According to Contreras, who is also coordinator for the Precision Irrigated Agriculture Facility at BMCC Hermiston and an advisor for the group, there aren’t any clubs this year besides Unidxs.

“The center has felt more alive this year,” she said.

The idea for the club started growing last year, according to Contreras. Back then, she served as the school’s Student Success Coach and said there was a want to create more space in the community for the Hermiston Center’s 46% Latino population.

“We wanted to add a Latinx Liaison title to the Student Success Coach position,” she said.

At a recent BMCC board meeting this month, members approved Selene Torres-Madrano’s contract for that dual position.

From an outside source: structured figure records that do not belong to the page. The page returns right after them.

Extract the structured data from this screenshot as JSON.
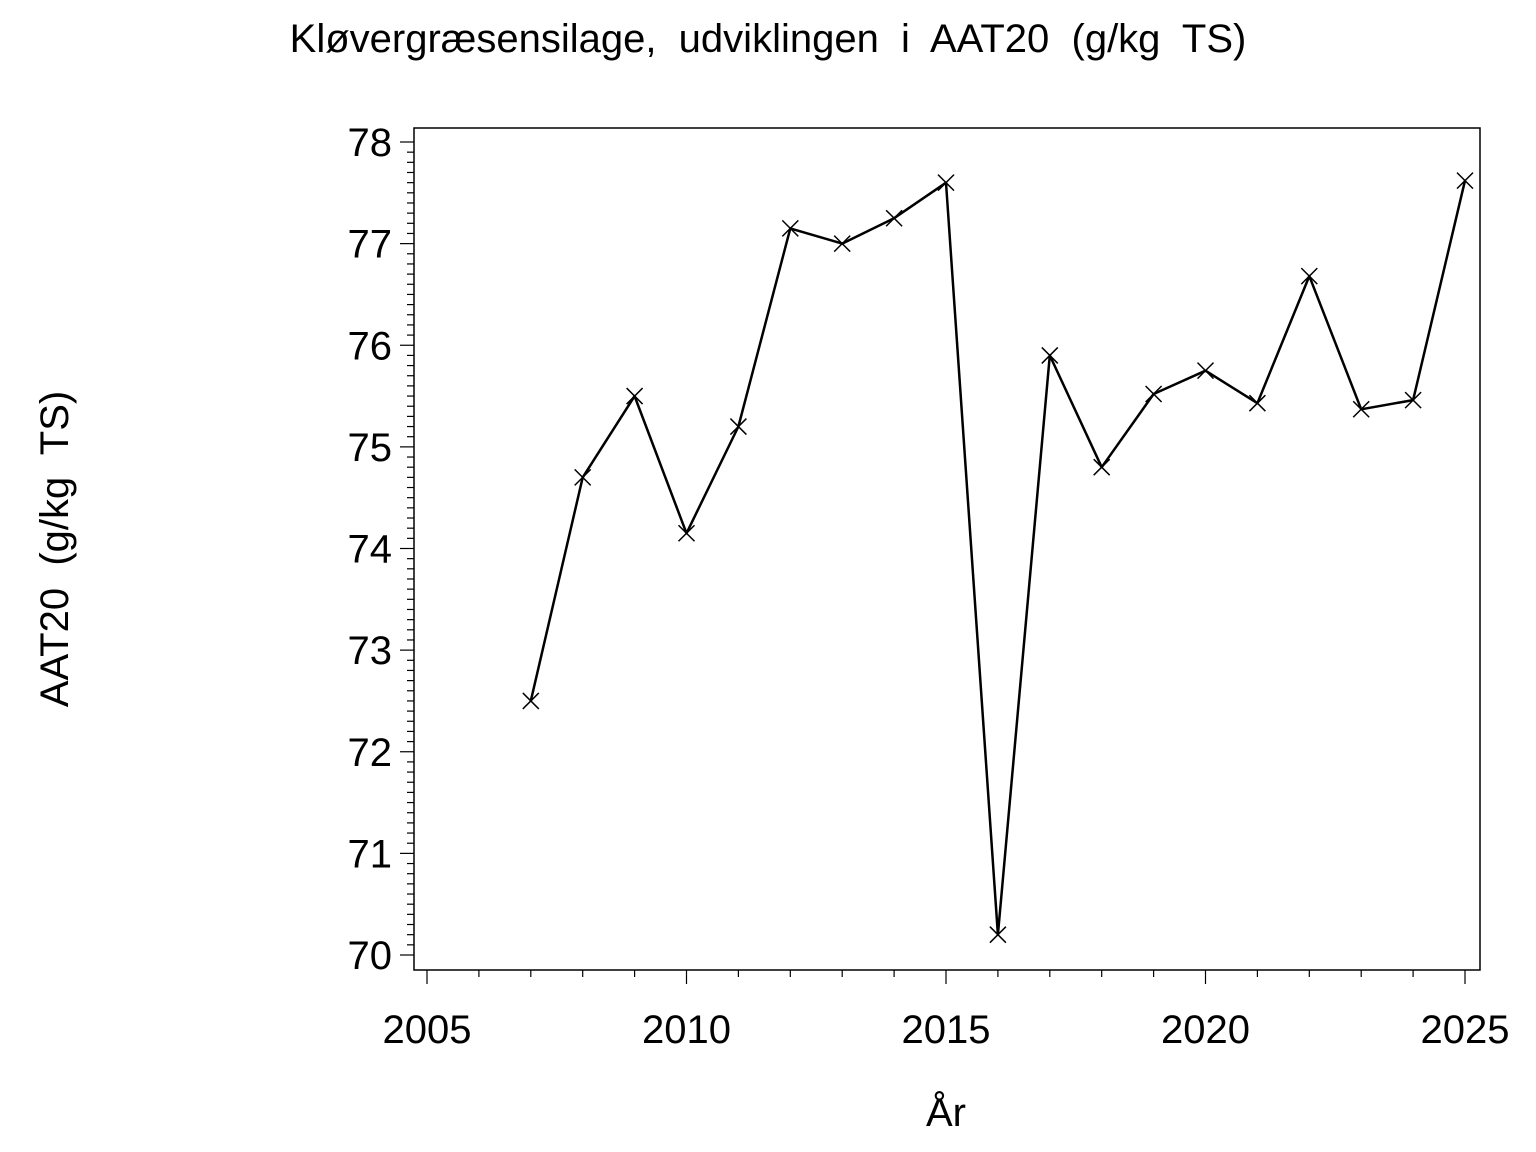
{
  "chart_data": {
    "type": "line",
    "title": "Kløvergræsensilage,  udviklingen  i  AAT20  (g/kg  TS)",
    "xlabel": "År",
    "ylabel": "AAT20  (g/kg  TS)",
    "xlim": [
      2005,
      2025
    ],
    "ylim": [
      70,
      78
    ],
    "x_ticks": [
      2005,
      2010,
      2015,
      2020,
      2025
    ],
    "y_ticks": [
      70,
      71,
      72,
      73,
      74,
      75,
      76,
      77,
      78
    ],
    "marker": "x",
    "grid": false,
    "series": [
      {
        "x": [
          2007,
          2008,
          2009,
          2010,
          2011,
          2012,
          2013,
          2014,
          2015,
          2016,
          2017,
          2018,
          2019,
          2020,
          2021,
          2022,
          2023,
          2024,
          2025
        ],
        "y": [
          72.5,
          74.7,
          75.5,
          74.15,
          75.2,
          77.15,
          77.0,
          77.25,
          77.6,
          70.2,
          75.9,
          74.8,
          75.52,
          75.75,
          75.43,
          76.68,
          75.37,
          75.46,
          77.62
        ]
      }
    ]
  }
}
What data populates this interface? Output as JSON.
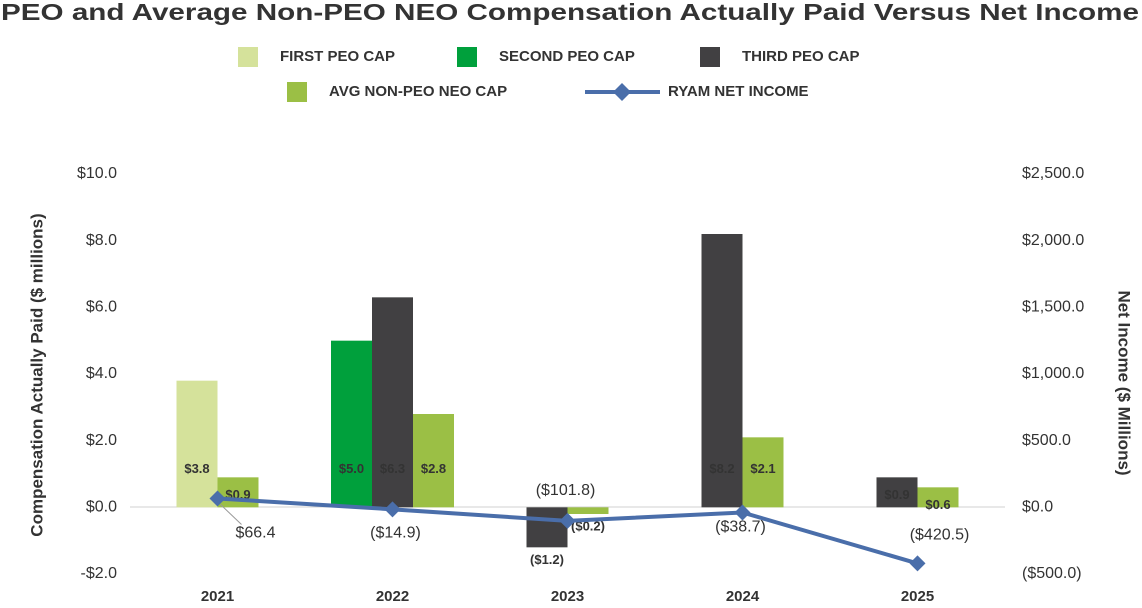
{
  "chart_data": {
    "type": "bar",
    "title": "PEO and Average Non-PEO NEO Compensation Actually Paid Versus Net Income",
    "y_label": "Compensation Actually Paid ($ millions)",
    "y2_label": "Net Income ($ Millions)",
    "categories": [
      "2021",
      "2022",
      "2023",
      "2024",
      "2025"
    ],
    "series": [
      {
        "name": "FIRST PEO CAP",
        "color": "#d5e29b",
        "values": [
          3.8,
          null,
          null,
          null,
          null
        ],
        "value_labels": [
          "$3.8",
          null,
          null,
          null,
          null
        ]
      },
      {
        "name": "SECOND PEO CAP",
        "color": "#00a03c",
        "values": [
          null,
          5.0,
          null,
          null,
          null
        ],
        "value_labels": [
          null,
          "$5.0",
          null,
          null,
          null
        ]
      },
      {
        "name": "THIRD PEO CAP",
        "color": "#414042",
        "values": [
          null,
          6.3,
          -1.2,
          8.2,
          0.9
        ],
        "value_labels": [
          null,
          "$6.3",
          "($1.2)",
          "$8.2",
          "$0.9"
        ]
      },
      {
        "name": "AVG NON-PEO NEO CAP",
        "color": "#9bbf45",
        "values": [
          0.9,
          2.8,
          -0.2,
          2.1,
          0.6
        ],
        "value_labels": [
          "$0.9",
          "$2.8",
          "($0.2)",
          "$2.1",
          "$0.6"
        ]
      },
      {
        "name": "RYAM NET INCOME",
        "color": "#4a6eaa",
        "type": "line",
        "axis": "y2",
        "values": [
          66.4,
          -14.9,
          -101.8,
          -38.7,
          -420.5
        ],
        "value_labels": [
          "$66.4",
          "($14.9)",
          "($101.8)",
          "($38.7)",
          "($420.5)"
        ]
      }
    ],
    "ylim": [
      -2,
      10
    ],
    "yticks": [
      {
        "value": -2,
        "label": "-$2.0"
      },
      {
        "value": 0,
        "label": "$0.0"
      },
      {
        "value": 2,
        "label": "$2.0"
      },
      {
        "value": 4,
        "label": "$4.0"
      },
      {
        "value": 6,
        "label": "$6.0"
      },
      {
        "value": 8,
        "label": "$8.0"
      },
      {
        "value": 10,
        "label": "$10.0"
      }
    ],
    "y2lim": [
      -500,
      2500
    ],
    "y2ticks": [
      {
        "value": -500,
        "label": "($500.0)"
      },
      {
        "value": 0,
        "label": "$0.0"
      },
      {
        "value": 500,
        "label": "$500.0"
      },
      {
        "value": 1000,
        "label": "$1,000.0"
      },
      {
        "value": 1500,
        "label": "$1,500.0"
      },
      {
        "value": 2000,
        "label": "$2,000.0"
      },
      {
        "value": 2500,
        "label": "$2,500.0"
      }
    ],
    "grid": false
  }
}
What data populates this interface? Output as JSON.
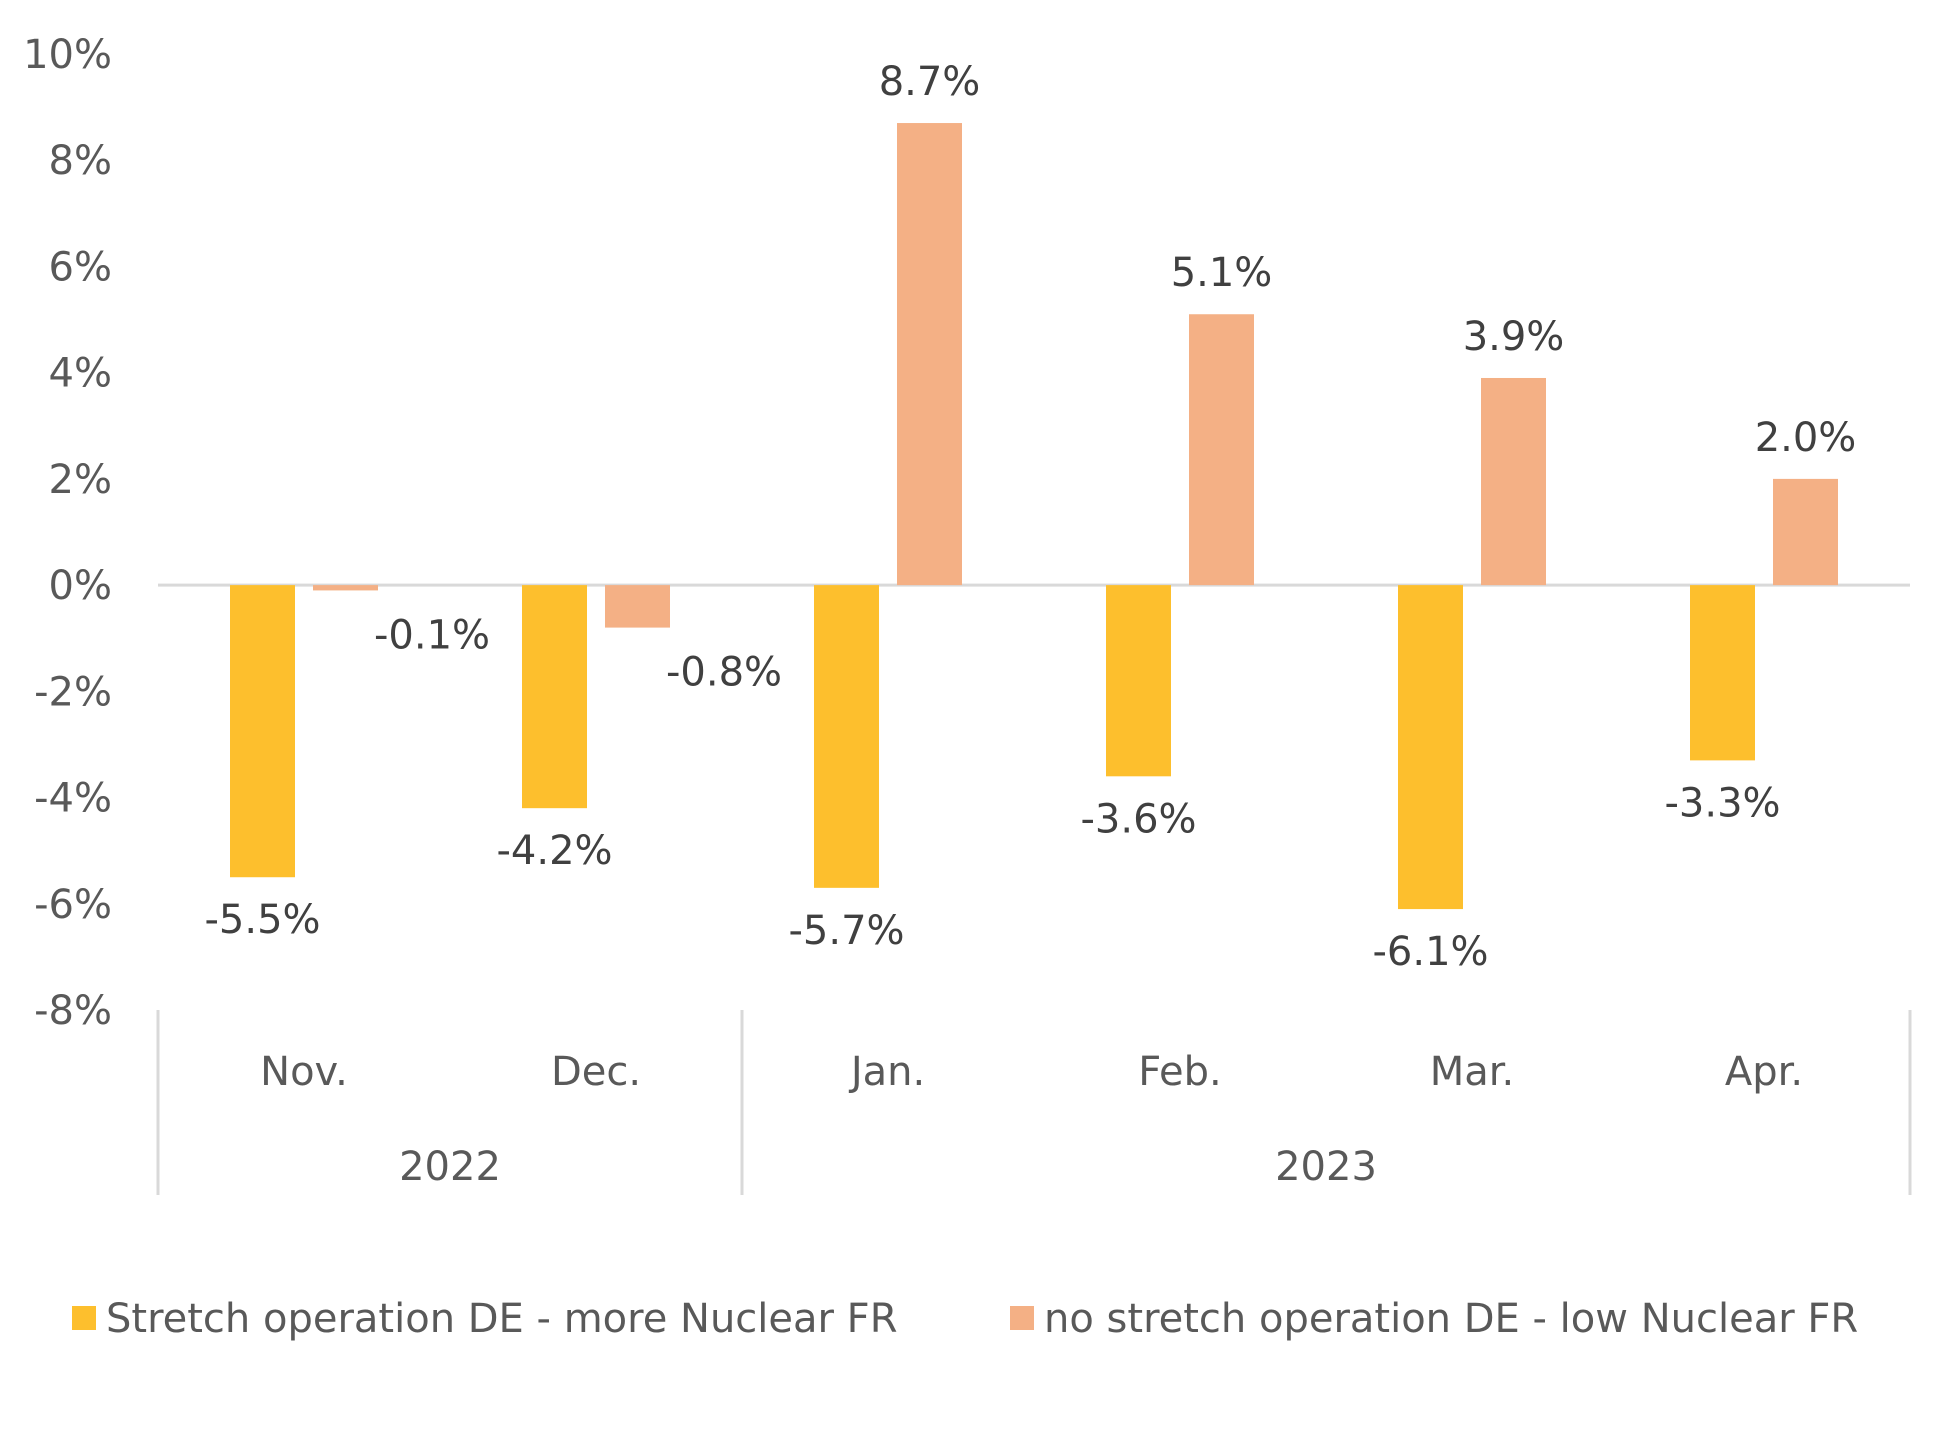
{
  "chart_data": {
    "type": "bar",
    "categories": [
      "Nov.",
      "Dec.",
      "Jan.",
      "Feb.",
      "Mar.",
      "Apr."
    ],
    "groups": [
      {
        "label": "2022",
        "categories": [
          "Nov.",
          "Dec."
        ]
      },
      {
        "label": "2023",
        "categories": [
          "Jan.",
          "Feb.",
          "Mar.",
          "Apr."
        ]
      }
    ],
    "series": [
      {
        "name": "Stretch operation DE - more Nuclear FR",
        "color": "#FDBF2D",
        "values": [
          -5.5,
          -4.2,
          -5.7,
          -3.6,
          -6.1,
          -3.3
        ],
        "labels": [
          "-5.5%",
          "-4.2%",
          "-5.7%",
          "-3.6%",
          "-6.1%",
          "-3.3%"
        ]
      },
      {
        "name": "no stretch operation DE - low Nuclear FR",
        "color": "#F4B085",
        "values": [
          -0.1,
          -0.8,
          8.7,
          5.1,
          3.9,
          2.0
        ],
        "labels": [
          "-0.1%",
          "-0.8%",
          "8.7%",
          "5.1%",
          "3.9%",
          "2.0%"
        ]
      }
    ],
    "ylim": [
      -8,
      10
    ],
    "yticks": [
      10,
      8,
      6,
      4,
      2,
      0,
      -2,
      -4,
      -6,
      -8
    ],
    "ytick_labels": [
      "10%",
      "8%",
      "6%",
      "4%",
      "2%",
      "0%",
      "-2%",
      "-4%",
      "-6%",
      "-8%"
    ],
    "grid": false,
    "legend_position": "bottom",
    "axis_color": "#D9D9D9",
    "title": "",
    "xlabel": "",
    "ylabel": ""
  }
}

Torres-Madrano also advises Unidxs.

Contreras also dreamed of organizing a special graduation celebration for the school, which would provide a more personal cultural space in addition to the BMCC graduation commencement each year. The first annual iteration of the Latinx Graduation Celebration is set to take place at the end of this school year.

“I was also trying to think of something not just driven by me,” she said. “As staff, I might not be here in a few years.”

Enter, the Unidxs club.

The club is currently comprised of six organizers and five members so far this year. The organizers are all planning on moving on to four-year universities after getting their two-year transfer degrees at BMCC and are interested in everything from journalism to kinesiology.

“It’s nice to have a space to be around people who go through the same struggles as you,” said the group’s treasurer, Brenda Mendoza.

Elias Esquival, the club’s president, puts it plainly.

“I had no friends here before this club,” he said. “I think its growth will continue.”

Their first order of business is organizing fundraisers in hopes of attending the U.S. Hispanic Leadership Institute conference in Chicago, Illinois, this February.

This month, they sold 134 dozen tamales and raised over $1,000 toward that goal.

Contreras said that many schools on the west side of the state, including Oregon State University, send swaths of students to the national event each year. The institute’s website describes the event as a good opportunity for young people to network with policy makers and prospective employers.

“I’m not sure if people here don’t know about it,” she said. “But no one on this side of Oregon has made attending the conference a priority.”

Esquival said that now that the initial fundraiser is over, the group is kicking back and planning more team-oriented events as well, like bowling. But they’ve also been honing their networking skills.

Recently, club members met with Hermiston-based Latino organization Raices to learn how they might help out with the organization’s events in the future.

“Part of our mission is to be involved with the community,” Mendoza said.

Contreras hopes that as the club gains momentum, its student members will develop leadership skills that they can take with them to their next college experience.

“I really want this club to be a leadership development experience,” Contreras said.